Big Friends Little Friends mentoring program builds lasting bonds
Article Date: June 27, 2014
From The Fall River Spirit
By Phil Devitt
Mary O’Neil loves listening to the classics in her car. Her friend, Tay-Lyn? Not so much.
“She’s always listening to her tapes and humming her old songs,” Tay-Lyn said.
“It’s Motown, OK?” O’Neil shot back with a smile.
“Well, I like young music,” Tay-Lyn said. “One Direction. Katy Perry.”
O’Neil laughed, rolled her eyes and buried her face in her hands. She’s been going back and forth with Tay-Lyn like this since 2011, when the two were paired up in Family Service Association’s Big Friends Little Friends mentoring program.
Timid at first, Tay-Lyn has grown into a self-assured 11-year-old with dreams of one day joining the New England Patriots and being a quarterback with Tom Brady. If that happens, she plans to take O’Neil — an assistant district attorney in Bristol County — along for the ride.
“I’m staying with Mary until I’m 20,” she said confidently. “We’re gonna have a long run.”
Tay-Lyn looked at her Big Friend, seated next to her in Family Service Association’s downtown Fall River headquarters, and nodded.
“We have a best-friend relationship,” she said.
Ramona Turcotte, longtime Big Friends Little Friends coordinator, views O’Neil and Tay-Lyn as a success story — one she would like to see duplicated with more matches. The program, Turcotte said, is always looking for adults who want to be role models to Greater Fall River’s young residents.
Big Friends spend at least three to five hours a month with Little Friends, doing the things friends normally do together — talking, laughing, eating and playing. Mentors are matched with children based on mutual interests and overall compatibility, and make at least a one-year commitment to ensure a stable relationship.
“We admire the parents, the grandparents, who come to our program to say, ‘My child needs somebody besides me,'” Turcotte said. “That takes a lot. We honor the parents; they’re wonderful. And as for the volunteers, I am thrilled to have so many people in my orbit here. Every day, I am just stunned.”
Turcotte said she wants the mentors to grow from the experience just as much as the mentees. That has been the case with Richard Boucher, a retired machinist, and his Little Friend, Mason, a 9-year-old with plenty of questions about the world: Where was the first police department? How do fish sleep?
“Mason keeps me on my toes,” said Boucher, who researches the answers if he doesn’t know them firsthand. “I am earning my stripes.”
Boucher was matched with Mason, his first Little Friend, two years ago. The father of two grown children and grandfather of three said he wanted to help because he “had it pretty good” all his life and was determined to pay it forward.

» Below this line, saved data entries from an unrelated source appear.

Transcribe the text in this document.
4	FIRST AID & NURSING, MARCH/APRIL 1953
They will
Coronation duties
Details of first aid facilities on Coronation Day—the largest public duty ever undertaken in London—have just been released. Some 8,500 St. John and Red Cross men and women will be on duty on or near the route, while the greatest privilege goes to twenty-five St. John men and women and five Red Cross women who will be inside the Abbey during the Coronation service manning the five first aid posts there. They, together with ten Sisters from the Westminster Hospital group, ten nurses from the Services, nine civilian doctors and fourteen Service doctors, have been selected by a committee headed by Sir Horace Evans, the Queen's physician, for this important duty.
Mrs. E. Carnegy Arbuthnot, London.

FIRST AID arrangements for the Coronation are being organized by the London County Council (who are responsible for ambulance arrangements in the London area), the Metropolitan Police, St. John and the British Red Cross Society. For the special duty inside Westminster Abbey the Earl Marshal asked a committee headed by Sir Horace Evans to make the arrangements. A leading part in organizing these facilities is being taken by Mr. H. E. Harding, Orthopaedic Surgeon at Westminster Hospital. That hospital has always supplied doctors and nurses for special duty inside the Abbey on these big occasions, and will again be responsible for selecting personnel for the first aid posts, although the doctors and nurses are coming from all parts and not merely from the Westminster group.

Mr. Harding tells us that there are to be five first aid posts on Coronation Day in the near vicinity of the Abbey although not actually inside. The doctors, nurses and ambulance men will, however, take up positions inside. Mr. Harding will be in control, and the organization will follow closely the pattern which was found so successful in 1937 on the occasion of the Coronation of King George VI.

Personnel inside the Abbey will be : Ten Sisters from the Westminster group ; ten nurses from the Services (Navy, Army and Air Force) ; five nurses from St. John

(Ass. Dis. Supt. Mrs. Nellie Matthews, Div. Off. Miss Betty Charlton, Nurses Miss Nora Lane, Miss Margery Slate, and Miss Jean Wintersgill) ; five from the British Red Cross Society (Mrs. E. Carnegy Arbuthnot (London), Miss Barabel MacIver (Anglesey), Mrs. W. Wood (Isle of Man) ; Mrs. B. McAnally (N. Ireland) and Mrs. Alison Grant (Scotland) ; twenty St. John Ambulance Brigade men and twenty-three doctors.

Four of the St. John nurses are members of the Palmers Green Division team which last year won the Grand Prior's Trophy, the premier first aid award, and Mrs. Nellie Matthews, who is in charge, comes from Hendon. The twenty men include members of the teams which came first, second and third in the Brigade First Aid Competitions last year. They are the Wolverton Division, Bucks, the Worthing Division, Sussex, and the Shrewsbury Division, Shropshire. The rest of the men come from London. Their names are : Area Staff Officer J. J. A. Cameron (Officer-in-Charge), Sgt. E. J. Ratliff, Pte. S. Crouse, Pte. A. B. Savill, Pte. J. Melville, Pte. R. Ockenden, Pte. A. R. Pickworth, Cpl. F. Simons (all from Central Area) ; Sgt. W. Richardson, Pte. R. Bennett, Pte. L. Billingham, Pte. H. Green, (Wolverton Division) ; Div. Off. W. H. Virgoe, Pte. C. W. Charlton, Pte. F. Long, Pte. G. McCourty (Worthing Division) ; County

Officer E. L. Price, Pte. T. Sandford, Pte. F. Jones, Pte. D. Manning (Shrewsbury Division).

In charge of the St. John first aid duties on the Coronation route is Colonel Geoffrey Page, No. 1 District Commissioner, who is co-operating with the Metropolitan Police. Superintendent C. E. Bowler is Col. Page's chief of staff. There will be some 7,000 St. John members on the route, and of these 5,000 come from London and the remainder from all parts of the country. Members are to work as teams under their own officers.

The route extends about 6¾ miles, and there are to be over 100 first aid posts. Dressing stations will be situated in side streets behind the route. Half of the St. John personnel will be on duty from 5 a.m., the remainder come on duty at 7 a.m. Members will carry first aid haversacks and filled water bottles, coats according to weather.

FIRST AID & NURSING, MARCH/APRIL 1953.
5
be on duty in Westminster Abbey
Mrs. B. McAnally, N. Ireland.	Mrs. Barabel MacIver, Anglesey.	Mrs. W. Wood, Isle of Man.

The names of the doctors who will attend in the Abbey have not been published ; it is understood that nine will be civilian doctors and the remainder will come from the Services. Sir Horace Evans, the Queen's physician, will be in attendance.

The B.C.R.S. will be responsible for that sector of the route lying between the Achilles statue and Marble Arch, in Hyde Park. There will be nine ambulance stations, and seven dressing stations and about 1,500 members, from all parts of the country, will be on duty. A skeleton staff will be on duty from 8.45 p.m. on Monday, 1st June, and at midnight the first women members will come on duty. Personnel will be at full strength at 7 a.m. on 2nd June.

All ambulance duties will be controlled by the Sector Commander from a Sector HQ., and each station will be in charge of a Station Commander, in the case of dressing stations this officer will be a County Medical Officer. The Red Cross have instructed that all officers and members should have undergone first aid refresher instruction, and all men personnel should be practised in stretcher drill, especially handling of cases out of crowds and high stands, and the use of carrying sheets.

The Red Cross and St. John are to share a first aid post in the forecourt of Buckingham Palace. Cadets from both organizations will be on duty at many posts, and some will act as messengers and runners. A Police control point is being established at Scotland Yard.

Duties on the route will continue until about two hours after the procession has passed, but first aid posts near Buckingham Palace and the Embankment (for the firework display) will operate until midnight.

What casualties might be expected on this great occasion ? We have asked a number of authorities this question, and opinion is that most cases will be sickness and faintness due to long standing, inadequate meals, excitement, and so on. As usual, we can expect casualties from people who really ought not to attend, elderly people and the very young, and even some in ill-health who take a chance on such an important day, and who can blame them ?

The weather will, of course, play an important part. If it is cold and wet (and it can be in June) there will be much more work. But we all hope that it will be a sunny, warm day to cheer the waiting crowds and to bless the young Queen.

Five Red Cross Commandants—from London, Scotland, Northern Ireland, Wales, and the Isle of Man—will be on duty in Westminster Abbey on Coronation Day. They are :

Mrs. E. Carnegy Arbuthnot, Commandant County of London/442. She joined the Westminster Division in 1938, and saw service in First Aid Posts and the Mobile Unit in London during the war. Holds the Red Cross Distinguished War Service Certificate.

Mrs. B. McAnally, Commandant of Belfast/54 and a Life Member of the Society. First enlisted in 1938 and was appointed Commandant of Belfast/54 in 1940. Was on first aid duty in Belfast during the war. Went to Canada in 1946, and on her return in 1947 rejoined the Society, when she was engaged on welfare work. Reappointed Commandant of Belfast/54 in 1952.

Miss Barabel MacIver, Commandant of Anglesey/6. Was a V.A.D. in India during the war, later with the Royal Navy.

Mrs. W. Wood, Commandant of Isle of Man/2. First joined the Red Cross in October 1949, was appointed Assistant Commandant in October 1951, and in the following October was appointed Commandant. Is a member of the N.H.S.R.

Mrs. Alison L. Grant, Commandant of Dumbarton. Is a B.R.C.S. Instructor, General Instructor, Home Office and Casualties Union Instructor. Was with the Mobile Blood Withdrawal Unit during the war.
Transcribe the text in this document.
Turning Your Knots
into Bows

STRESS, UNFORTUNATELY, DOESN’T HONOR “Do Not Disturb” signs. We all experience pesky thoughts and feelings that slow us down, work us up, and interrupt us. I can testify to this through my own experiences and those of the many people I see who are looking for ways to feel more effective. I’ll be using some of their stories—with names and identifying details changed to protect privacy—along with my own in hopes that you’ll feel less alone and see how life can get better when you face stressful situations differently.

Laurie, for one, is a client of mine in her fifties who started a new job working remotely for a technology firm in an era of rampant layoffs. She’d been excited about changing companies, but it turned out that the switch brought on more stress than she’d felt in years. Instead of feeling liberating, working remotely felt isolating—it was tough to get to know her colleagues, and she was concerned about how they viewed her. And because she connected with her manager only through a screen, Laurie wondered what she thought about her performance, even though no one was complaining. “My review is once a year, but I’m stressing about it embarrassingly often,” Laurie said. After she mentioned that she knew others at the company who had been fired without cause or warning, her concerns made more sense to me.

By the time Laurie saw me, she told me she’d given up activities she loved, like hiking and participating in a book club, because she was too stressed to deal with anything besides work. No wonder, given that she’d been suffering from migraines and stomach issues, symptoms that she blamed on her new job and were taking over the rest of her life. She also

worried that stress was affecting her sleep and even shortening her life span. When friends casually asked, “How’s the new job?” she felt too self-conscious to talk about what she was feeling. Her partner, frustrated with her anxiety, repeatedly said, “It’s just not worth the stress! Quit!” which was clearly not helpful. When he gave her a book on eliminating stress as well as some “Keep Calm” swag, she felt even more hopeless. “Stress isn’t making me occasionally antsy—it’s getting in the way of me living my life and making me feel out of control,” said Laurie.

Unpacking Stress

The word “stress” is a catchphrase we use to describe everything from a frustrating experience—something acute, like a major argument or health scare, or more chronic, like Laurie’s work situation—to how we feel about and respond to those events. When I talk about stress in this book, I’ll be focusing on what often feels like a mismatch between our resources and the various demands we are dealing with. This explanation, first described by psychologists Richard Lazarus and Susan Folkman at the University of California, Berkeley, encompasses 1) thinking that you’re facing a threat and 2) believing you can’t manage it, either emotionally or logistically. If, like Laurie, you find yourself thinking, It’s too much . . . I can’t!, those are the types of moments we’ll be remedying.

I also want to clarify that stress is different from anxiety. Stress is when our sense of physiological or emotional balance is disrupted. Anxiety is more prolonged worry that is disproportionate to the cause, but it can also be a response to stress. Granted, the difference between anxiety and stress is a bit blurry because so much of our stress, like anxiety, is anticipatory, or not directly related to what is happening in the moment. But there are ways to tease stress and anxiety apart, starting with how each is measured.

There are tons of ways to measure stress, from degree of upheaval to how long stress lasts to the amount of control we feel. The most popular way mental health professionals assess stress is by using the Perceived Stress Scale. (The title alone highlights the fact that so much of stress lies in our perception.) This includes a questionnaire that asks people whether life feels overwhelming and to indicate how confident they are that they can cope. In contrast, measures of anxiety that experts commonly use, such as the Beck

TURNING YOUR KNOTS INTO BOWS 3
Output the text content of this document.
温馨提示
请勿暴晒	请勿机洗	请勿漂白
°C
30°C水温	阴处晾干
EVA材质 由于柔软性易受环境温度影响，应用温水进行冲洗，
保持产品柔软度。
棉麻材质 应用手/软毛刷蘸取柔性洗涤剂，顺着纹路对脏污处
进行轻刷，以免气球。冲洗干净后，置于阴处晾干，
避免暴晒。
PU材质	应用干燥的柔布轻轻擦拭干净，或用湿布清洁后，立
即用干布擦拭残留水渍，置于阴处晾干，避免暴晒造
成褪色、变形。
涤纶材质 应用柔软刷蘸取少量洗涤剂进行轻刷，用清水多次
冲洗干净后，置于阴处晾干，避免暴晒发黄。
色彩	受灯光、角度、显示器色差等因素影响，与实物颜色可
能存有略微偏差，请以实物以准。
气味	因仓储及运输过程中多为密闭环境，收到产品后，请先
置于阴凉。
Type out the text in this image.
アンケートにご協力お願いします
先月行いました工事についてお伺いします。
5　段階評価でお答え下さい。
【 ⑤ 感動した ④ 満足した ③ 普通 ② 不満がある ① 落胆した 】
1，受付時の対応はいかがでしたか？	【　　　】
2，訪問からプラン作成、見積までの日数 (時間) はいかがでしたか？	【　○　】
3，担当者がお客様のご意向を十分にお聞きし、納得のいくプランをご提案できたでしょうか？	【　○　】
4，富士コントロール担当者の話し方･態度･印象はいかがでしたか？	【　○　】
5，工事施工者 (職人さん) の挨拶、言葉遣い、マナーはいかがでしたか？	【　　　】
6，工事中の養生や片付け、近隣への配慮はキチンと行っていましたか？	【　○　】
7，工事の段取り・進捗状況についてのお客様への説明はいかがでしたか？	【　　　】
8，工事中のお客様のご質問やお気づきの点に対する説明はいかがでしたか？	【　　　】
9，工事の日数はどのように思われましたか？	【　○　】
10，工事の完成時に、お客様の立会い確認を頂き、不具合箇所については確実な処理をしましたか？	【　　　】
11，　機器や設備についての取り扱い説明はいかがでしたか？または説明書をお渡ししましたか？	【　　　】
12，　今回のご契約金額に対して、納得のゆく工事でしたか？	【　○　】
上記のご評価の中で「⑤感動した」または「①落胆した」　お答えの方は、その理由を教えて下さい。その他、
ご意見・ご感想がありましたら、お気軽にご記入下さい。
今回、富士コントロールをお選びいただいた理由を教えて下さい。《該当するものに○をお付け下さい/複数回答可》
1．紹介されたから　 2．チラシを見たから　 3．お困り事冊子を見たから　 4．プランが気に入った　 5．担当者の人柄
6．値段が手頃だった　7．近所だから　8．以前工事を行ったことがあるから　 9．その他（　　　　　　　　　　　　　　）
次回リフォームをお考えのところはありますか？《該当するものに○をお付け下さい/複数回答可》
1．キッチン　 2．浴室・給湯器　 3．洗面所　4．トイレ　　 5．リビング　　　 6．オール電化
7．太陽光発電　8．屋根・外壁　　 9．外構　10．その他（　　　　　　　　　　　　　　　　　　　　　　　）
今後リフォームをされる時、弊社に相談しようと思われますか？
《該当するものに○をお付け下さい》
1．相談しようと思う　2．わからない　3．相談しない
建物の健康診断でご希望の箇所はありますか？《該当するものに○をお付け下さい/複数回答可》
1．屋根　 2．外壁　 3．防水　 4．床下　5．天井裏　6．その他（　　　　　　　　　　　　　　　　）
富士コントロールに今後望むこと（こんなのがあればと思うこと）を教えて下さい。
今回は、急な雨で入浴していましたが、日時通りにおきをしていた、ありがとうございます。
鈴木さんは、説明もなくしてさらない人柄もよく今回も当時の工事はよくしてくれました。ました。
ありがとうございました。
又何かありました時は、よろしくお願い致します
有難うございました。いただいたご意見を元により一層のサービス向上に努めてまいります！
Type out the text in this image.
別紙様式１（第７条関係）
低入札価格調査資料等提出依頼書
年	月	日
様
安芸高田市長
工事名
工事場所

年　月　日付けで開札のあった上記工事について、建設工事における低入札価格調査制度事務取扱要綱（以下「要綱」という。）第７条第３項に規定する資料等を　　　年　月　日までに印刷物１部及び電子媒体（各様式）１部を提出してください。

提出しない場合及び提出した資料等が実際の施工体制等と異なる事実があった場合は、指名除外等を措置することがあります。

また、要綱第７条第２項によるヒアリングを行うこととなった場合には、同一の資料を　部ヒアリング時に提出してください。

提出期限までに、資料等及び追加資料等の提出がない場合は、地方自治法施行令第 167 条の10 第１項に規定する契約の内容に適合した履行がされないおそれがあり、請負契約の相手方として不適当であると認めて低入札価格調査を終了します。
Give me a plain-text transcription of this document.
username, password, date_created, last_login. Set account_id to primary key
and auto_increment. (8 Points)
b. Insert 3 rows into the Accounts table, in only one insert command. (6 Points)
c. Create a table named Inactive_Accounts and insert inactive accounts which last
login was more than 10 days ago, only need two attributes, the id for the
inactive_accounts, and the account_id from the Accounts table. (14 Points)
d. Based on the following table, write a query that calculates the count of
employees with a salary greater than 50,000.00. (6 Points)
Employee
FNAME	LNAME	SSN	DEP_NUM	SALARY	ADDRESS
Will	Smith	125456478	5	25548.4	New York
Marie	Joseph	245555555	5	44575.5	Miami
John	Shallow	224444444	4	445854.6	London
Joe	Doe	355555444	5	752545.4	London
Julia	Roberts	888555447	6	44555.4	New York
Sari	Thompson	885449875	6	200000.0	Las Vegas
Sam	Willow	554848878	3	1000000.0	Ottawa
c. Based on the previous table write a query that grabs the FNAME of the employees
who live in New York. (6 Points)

“I’m very fortunate,” he said. “I had a solid foundation with two great parents and a good family when I was growing up. It just eats me up to see these kids who don’t have anything. This program rubbed be the right way. I wanted to have an impact on someone and maybe leave a legacy so that when I die, I feel good about myself.”
One of Mason’s biggest accomplishments since the friendship blossomed was conquering his fear of the swing set. Boucher showed his pal how to swing and taped the moment for Mason’s mother.
“It gives me a little confidence to say I finally did it,” Mason said. “I was happy. I smiled.”
“Now Mason goes higher than me,” Boucher said.
O’Neil, too, has learned that little moments have the biggest impact.
“Some people think ca-ching, ca-ching, ca-ching, but the inexpensive stuff is just as good as anything else,” she said.
Mentors can stick with their matches — who are ages 7-14 at the start — through high school, but by then, the bonds they have built are often too strong to break.
“In the program or not, you’re always going to be my buddy,” Boucher told Mason. “Don’t you worry about that.”
Phil Devitt can be reached at firstname.lastname@example.org or (508) 979-4492.
Myth: Mentors are surrogate parents.
Truth: Mentors are friends and role models, and are not meant to replace parents or play parenting roles.
Myth: Being a mentor means spending a lot of money.
Truth: Mentors do not have to spend any money on mentees. Big Friends Little Friends also offers free bimonthly group activities for matches.